'Tarifaço' de Trump pode impulsionar importação de produtos chineses para o Brasil e afetar indústria nacional
Especialistas alertam que a entrada de mais produtos chineses pode reduzir preços a curto prazo, mas trazer desafios para a indústria brasileira a longo prazo.
Por Plox
22/02/2025 14h27 - Atualizado há 3 meses
A escalada da guerra comercial entre Estados Unidos e China pode transformar o Brasil em um destino ainda mais atrativo para produtos chineses. A recente sinalização do ex-presidente Donald Trump sobre a imposição de novas tarifas a produtos chineses importados pelos EUA preocupa a indústria brasileira, que vê o risco de uma concorrência desequilibrada aumentar nos próximos meses.

No final de janeiro, Trump anunciou uma tarifa adicional de 10% sobre os produtos chineses que entram nos EUA. Em resposta, a China adotou medidas semelhantes, elevando taxas sobre produtos americanos. Diante desse cenário de atrito comercial, especialistas indicam que a China pode buscar expandir sua presença em mercados alternativos, como o Brasil.
O fenômeno não é inédito. Segundo Marcos Jank, professor do Insper, a China já vinha adotando uma postura estratégica em meio às disputas comerciais, planejando seus próximos passos de forma cautelosa para não depender excessivamente dos EUA. Em 2024, os produtos chineses representaram 24,2% das importações brasileiras, número que pode crescer ainda mais.
Para os consumidores, essa maior presença de produtos chineses pode significar preços mais baixos em diversas categorias, pois a concorrência pressionaria a indústria nacional a reduzir custos para manter a competitividade.
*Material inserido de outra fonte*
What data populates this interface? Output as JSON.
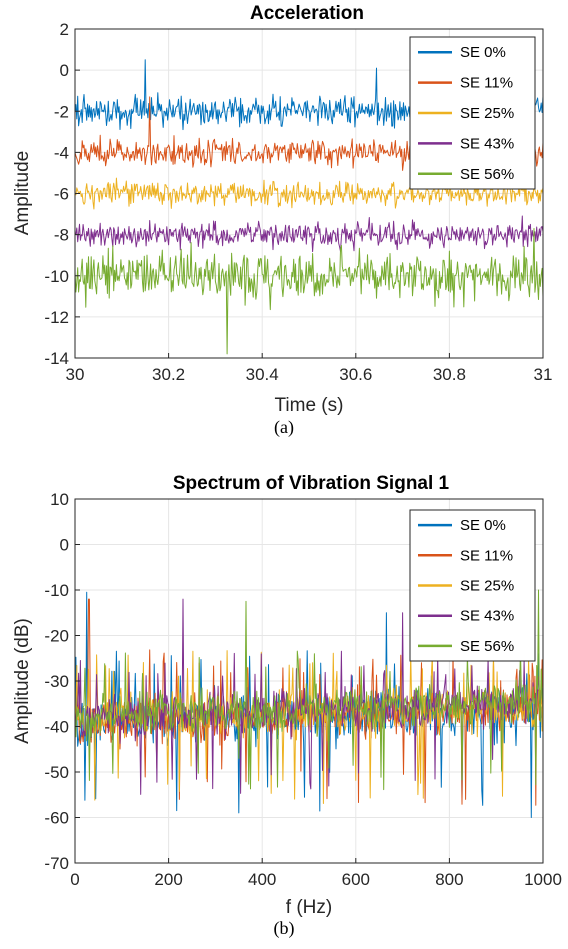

No entanto, representantes do setor industrial alertam para os riscos a médio e longo prazo.
José Velloso, presidente da Associação Brasileira da Indústria de Máquinas e Equipamentos (Abimaq), aponta que o faturamento do setor já apresentou queda de mais de 8% em 2024, enquanto as importações cresceram 10% no mesmo período. Entre esses importados, o volume de produtos chineses teve um salto de 33%.
Os impactos também são sentidos em outras áreas, como o setor têxtil, que tem enfrentado uma intensa disputa de mercado com o avanço de plataformas de e-commerce chinesas, como Shein, Shopee e AliExpress. O “imposto das blusinhas”, criado em agosto passado para taxar em 20% compras internacionais de até US$ 50, surgiu como uma tentativa de equilibrar a competição para fabricantes brasileiros, mas os desafios permanecem.
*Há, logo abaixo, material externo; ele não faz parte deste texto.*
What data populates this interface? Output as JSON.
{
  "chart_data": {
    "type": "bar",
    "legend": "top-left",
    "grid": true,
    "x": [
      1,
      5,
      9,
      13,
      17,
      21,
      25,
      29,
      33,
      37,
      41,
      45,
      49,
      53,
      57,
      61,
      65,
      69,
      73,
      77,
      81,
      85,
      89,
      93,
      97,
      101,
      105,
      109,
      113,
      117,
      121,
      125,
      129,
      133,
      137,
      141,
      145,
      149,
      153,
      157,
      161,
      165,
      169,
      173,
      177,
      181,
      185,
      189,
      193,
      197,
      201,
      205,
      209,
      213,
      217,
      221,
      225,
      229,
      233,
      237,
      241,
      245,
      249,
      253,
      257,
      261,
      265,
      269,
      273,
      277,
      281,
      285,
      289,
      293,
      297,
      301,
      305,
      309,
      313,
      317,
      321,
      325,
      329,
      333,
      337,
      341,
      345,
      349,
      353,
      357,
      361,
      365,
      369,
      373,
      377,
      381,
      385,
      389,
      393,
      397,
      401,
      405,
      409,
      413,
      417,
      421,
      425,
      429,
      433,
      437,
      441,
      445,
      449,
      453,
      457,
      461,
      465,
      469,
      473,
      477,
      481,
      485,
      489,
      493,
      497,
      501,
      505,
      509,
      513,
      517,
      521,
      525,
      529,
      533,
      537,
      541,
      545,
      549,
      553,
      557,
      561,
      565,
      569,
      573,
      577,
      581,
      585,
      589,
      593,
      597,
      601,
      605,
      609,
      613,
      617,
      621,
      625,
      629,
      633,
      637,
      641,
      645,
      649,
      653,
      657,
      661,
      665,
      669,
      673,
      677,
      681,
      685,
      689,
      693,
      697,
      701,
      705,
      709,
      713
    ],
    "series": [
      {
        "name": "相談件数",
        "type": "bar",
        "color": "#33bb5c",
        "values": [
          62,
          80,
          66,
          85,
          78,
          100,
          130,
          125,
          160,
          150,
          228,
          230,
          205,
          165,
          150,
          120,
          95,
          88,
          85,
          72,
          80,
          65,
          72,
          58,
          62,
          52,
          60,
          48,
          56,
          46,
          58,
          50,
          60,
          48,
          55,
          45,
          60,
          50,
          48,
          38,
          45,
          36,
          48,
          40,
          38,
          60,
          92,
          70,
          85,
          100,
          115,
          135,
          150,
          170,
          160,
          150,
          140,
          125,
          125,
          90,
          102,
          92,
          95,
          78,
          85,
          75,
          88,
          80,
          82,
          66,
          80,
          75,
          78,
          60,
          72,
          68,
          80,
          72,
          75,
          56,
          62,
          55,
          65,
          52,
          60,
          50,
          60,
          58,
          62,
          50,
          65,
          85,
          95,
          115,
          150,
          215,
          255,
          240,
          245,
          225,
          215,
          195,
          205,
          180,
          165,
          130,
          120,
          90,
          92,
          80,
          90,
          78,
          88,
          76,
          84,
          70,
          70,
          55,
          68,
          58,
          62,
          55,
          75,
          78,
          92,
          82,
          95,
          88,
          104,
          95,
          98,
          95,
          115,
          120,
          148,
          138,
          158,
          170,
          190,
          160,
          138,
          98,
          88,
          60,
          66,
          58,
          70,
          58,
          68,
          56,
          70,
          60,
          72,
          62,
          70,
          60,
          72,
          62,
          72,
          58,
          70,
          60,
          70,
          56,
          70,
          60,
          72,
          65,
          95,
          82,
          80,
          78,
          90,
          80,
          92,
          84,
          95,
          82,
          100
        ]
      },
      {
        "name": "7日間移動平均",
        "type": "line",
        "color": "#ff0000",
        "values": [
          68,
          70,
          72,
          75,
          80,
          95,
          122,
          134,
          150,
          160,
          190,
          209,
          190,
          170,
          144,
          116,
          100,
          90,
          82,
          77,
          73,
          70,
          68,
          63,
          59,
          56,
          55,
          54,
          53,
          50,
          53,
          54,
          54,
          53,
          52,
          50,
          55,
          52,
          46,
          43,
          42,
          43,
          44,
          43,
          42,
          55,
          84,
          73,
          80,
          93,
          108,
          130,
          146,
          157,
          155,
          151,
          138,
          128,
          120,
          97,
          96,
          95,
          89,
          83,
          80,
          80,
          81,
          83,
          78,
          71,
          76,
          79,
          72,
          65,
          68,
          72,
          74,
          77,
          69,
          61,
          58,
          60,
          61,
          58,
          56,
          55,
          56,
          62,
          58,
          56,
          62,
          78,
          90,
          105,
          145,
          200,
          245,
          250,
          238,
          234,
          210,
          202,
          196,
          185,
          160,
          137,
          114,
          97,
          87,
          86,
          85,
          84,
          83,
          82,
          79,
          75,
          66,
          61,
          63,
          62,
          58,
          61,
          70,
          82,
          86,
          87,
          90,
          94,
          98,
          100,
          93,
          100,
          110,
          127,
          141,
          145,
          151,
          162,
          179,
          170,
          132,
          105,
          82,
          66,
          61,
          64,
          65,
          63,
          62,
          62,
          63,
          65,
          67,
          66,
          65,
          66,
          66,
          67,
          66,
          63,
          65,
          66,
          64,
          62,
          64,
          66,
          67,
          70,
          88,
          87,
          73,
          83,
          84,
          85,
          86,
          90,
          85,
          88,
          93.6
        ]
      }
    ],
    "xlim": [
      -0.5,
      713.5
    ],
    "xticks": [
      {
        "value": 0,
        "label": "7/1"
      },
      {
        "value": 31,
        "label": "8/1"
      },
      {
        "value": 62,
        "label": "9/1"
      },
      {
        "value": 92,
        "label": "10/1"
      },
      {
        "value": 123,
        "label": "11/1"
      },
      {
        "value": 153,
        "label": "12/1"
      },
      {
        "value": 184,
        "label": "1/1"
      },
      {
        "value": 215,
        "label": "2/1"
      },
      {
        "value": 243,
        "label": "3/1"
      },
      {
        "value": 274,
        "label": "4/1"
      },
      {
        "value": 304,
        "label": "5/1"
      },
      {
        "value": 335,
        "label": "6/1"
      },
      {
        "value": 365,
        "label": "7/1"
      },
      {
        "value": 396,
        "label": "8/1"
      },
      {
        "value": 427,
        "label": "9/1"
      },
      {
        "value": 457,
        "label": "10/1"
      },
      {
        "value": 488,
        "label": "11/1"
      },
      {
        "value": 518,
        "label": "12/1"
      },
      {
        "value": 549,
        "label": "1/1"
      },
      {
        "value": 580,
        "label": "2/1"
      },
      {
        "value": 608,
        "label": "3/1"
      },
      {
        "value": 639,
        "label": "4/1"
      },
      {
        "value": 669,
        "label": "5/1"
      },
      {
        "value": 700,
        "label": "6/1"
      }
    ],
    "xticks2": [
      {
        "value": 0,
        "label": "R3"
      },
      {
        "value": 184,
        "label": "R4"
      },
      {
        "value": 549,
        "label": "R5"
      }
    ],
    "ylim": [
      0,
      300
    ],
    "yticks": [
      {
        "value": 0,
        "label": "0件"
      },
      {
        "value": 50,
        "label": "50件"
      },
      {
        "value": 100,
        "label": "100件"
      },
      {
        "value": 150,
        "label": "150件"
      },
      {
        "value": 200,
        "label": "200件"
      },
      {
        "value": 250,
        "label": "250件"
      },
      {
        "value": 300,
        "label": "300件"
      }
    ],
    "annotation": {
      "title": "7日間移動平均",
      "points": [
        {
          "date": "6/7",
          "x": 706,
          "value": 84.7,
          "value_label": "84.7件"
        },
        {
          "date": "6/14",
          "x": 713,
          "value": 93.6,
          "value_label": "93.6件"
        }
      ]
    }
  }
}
Além da pressão exercida pelos produtos chineses, a valorização do dólar frente ao real, impulsionada pelas políticas tarifárias dos EUA, pode elevar o custo de produção no Brasil. Indústrias que dependem da importação de matérias-primas podem enfrentar aumentos nos custos, o que impactaria também o mercado de crédito e setores como a indústria automobilística.
O presidente da Associação Nacional dos Fabricantes de Veículos Automotores (Anfavea), Marcio de Lima Leite, observa que as vendas financiadas caíram para 30% em 2023, encerrando o ano passado em 45% do total. Se a valorização do dólar continuar, o acesso ao crédito pode se tornar mais restrito, impactando ainda mais o consumo.
A longo prazo, economistas avaliam que o aumento da presença de produtos chineses no Brasil pode desencadear problemas estruturais, como a desaceleração de investimentos e o aumento da taxa de desemprego. O setor de fabricação de geradores eólicos, por exemplo, que já teve sete fabricantes no país, atualmente conta com apenas três, refletindo um movimento de retração na indústria nacional.
Diante desse cenário, representantes do setor defendem que o Brasil precisa fortalecer sua competitividade internacional. Para Fernando Pimentel, presidente da Associação Brasileira da Indústria Têxtil e de Confecção (Abit), não basta apenas adotar medidas para equilibrar a concorrência com produtos chineses; é fundamental ampliar a presença brasileira no comércio global.
Os próximos meses ainda reservam incertezas sobre os desdobramentos da política tarifária dos EUA e seus efeitos sobre o Brasil. Apesar dos desafios, especialistas apontam que o país pode se beneficiar da reconfiguração do comércio internacional, fortalecendo relações estratégicas com outros mercados e ampliando sua capacidade de exportação.
“Ainda há oportunidades importantes para a indústria brasileira, desde que tenhamos estratégias bem definidas para fortalecer nossa competitividade no exterior”, conclui Leite, da Anfavea.